By Tamara Rush | May 20, 2011

One major factor in whether the Atlantic Ocean will experience an active 2011 hurricane season is fluctuating thousands of miles away in the Pacific.

The La Nina weather phenomenon, which is linked to above average hurricane seasons in the Atlantic, appears to be weakening and it is unclear as the season begins June 1 whether it will exacerbate or have no effect on this year’s storms.

La Nina helped make the 2010 hurricane season the third-most active hurricane season on record, said meteorologist Jeff Masters, who writes a popular weather blog. There were 19 named storms last year and of those, 12 became hurricanes. Meteorologists say it also helped cause this past winter’s barrage of blizzards in the northern United States, heavy summer flooding in Australia and recent tornadoes in the Southern U.S.

La Nina is expected to be gone by June or July, but the federal Climate Prediction Center says that it could continue to affect weather for months.

La Nina is an unusual cooling of the Pacific Ocean near the equator. During years that La Nina is in effect, there’s a decrease in the vertical wind shear thousands of feet over the Caribbean Sea and tropical Atlantic — that gives hurricanes a chance to form and strengthen before they are blown apart.
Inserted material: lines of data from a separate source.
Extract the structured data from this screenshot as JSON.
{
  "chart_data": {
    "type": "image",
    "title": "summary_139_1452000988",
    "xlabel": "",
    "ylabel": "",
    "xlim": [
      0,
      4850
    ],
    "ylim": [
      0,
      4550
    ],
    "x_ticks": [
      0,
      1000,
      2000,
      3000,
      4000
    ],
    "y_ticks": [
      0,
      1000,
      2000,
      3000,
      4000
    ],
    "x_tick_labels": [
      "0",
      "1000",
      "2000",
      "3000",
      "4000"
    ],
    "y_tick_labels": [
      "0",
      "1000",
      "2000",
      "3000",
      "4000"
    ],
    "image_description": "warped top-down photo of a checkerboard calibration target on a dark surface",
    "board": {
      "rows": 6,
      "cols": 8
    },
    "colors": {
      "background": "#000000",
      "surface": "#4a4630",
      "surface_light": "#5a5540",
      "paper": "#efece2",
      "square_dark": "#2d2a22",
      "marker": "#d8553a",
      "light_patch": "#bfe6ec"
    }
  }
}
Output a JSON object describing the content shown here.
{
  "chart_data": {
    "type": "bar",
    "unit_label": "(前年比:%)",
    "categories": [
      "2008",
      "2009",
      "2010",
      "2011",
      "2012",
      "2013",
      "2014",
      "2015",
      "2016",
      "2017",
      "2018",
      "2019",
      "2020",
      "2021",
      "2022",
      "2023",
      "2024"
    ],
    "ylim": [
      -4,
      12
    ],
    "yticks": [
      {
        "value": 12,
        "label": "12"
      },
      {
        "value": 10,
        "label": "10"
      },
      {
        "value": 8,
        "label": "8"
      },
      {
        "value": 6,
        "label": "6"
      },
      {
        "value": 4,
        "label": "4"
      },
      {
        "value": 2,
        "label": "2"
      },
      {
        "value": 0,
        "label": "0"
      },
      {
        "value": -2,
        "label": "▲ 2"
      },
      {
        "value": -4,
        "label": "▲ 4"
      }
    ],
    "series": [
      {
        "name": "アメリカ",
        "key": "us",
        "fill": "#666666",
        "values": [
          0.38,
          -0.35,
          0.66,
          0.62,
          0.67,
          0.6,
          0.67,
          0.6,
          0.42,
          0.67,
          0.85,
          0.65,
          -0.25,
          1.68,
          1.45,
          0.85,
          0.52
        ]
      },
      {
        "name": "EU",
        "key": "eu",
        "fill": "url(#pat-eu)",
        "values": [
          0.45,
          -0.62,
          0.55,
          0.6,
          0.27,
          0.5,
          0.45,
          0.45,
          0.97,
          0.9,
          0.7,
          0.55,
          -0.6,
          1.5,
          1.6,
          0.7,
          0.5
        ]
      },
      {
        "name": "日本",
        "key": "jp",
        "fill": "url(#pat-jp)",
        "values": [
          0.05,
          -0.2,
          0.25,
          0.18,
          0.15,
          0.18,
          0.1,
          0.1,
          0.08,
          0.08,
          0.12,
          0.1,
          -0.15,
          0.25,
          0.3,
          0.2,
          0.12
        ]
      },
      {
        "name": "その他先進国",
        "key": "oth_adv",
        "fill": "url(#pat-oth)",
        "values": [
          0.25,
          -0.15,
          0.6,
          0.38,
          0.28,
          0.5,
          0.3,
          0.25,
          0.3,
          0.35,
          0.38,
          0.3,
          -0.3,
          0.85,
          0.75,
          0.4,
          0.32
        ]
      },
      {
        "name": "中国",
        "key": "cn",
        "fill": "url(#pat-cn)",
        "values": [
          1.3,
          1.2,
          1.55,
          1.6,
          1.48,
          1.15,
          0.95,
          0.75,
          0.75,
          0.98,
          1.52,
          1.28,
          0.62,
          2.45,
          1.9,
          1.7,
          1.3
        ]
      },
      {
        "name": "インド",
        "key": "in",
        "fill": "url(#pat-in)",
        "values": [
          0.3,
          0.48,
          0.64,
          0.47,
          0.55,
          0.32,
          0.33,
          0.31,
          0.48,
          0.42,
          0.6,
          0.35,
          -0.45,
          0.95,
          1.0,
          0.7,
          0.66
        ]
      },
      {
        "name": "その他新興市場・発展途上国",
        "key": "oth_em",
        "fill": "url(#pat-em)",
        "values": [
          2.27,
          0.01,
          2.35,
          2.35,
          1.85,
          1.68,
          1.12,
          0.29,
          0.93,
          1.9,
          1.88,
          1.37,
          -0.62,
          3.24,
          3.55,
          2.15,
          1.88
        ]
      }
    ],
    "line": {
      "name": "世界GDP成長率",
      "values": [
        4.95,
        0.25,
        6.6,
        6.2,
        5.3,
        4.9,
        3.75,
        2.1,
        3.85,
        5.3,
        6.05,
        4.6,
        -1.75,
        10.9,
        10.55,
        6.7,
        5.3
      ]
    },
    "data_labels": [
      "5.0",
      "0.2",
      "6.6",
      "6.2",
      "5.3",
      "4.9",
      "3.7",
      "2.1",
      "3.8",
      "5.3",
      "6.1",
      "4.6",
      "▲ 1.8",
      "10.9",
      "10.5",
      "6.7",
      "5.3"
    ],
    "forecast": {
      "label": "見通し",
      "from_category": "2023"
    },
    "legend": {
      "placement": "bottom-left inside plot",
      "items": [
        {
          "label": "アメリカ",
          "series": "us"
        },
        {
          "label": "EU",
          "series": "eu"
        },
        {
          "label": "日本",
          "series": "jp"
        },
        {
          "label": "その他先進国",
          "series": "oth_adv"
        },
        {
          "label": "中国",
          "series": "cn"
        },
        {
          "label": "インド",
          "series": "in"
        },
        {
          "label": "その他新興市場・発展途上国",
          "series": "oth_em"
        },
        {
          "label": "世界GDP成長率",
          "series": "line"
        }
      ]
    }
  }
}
It’s the opposite weather pattern of El Nino, which warms Pacific waters near the equator and increases Atlantic basin wind shear — that can blow storms apart as they form.

To be sure, there were other important factors that caused last year’s storms to form and strengthen: record warm Atlantic waters, barometric pressure in the Caribbean and favorable winds coming off Africa. Forecasters also looked at something called the “multi decadal signal,” which refers to weather patterns that tend to last several decades at a time. Since 1995, the Atlantic basin has been in a pattern of high activity.

“Last year there was La Nina, on top of already high conditions,” said Gerry Bell, the head forecaster on the National Hurricane Center team that makes seasonal predictions.

Meteorologists use all of these patterns, tools and data sets to help predict the upcoming storm season, which runs until Nov. 30. They also are aided by two models — the GFS and European — when making forecasts.

“Those models aren’t going to care what happened in the past, they’re only going to care about what’s going on now,” Masters said.

But here’s the not-so-good news: so-called “neutral” years — or years in which there is neither a La Nina or an El Nino — are often more difficult for meteorologists to forecast.

“With a strong La Nina or El Nino year, the forecast much easier,” said Dan Kottlowski, senior meteorologist at AccuWeather.com. “Since we don’t have a strong signal toward El Nino or La Nina, there’s somewhat more uncertainty in trying to determine how strong this season will be.”

One of the most notable “neutral” seasons was in 2005, when Hurricanes Katrina, Rita and Wilma made landfall along the Gulf Coast.

The National Hurricane Center has predicted that the 2011 Atlantic hurricane season will be “above normal,” spawning six to 10 hurricanes of which around half could become major. Another prominent group of forecasters from the University of Colorado has predicted that the 2011 season will have 16 named storms, nine hurricanes and five major hurricanes.

Ultimately, experts say, people should take note of the seasonal forecasts but not rely on them. Having an emergency kit and an evacuation plan is important whether the hurricane season is expected to be active or not.

Said Kottlowski: “You prepare for the worst, regardless of what the forecast is.”

One of the many things meteorologists study when predicting whether a hurricane season will be active is the La Nina weather phenomenon.

And while there was an active season in the Atlantic in 2010, La Nina suppressed storms from forming and strengthening in the North Pacific. That area had seven named storms, including three hurricanes — the fewest hurricanes on record since the mid-1960s.

In the Atlantic, however, less wind shear over the tropics meant that hurricanes could strengthen easily.